MongoDB: Sort by subdocument with unknown name

The performance of this is terrible, and because you are throwing away your best option, which is the aggregation framework.

The big rule you are breaking here is "Don't use data as keys".

So when you name "sub-documents" with "keys" that are actually data points then there is no easy way to process them. General MongoDB notation does not like this and you are forced in to JavaScript evaluation. This is still "spritely", but really slow by comparison to native methods.

Change your schema, and then you can use the aggregation framework. Here is the change first:

{
    "_id": 123,
    "sales": [
        { "date": ISODate("2014-05-23T00:00:00Z"), "sum": 23 },
        { "date": ISODate("2014-05-22T00:00:00Z"), "sum": 22 }
    ]
},
{
    "_id": 299,
    "sales": [
        { "date": ISODate("2014-05-22T00:00:00Z"), "sum": 19 },
        { "date": ISODate("2014-05-23T00:00:00Z"), "sum": 44 }
    ]
}

Now your data is in an array and the "paths" are consistent, this means you can sort things very easily:

db.collection.find().sort({ "sales.sum": -1 })

So the document with the "largest" "sales.sum" value will be first.
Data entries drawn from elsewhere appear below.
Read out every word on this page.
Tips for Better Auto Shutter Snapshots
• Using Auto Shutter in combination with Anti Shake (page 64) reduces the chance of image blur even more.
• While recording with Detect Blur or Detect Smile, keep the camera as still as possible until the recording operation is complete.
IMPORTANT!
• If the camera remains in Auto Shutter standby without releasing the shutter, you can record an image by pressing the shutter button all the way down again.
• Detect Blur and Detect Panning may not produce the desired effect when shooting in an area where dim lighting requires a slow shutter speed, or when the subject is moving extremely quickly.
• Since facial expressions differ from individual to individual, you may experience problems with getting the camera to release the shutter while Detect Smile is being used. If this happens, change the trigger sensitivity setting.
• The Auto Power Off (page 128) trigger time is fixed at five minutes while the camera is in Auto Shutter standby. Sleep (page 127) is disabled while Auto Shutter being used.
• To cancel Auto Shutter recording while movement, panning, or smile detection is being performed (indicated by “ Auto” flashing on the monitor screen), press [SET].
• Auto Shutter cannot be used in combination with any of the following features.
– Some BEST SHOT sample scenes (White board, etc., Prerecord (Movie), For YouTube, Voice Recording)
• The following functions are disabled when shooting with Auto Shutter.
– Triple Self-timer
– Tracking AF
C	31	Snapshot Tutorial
If then given the above example, you wanted to "sort" the inner array elements by the largest "sales.sum" as well, then you can use the aggregation framework:

db.collection.aggregate([
    { "$unwind": "$sales" },
    { "$sort": { "_id": 1, "sales.sum": -1 } },
    { "$group": {
        "_id": "$_id",
        "sales": { "$push": "$sales" }
    }},
    { "$sort": { "sales.sum": -1 } }
])

Your current documents can be treated this way by using JavaScript evaluation with mapReduce, but don't do it that way as it will be much slower.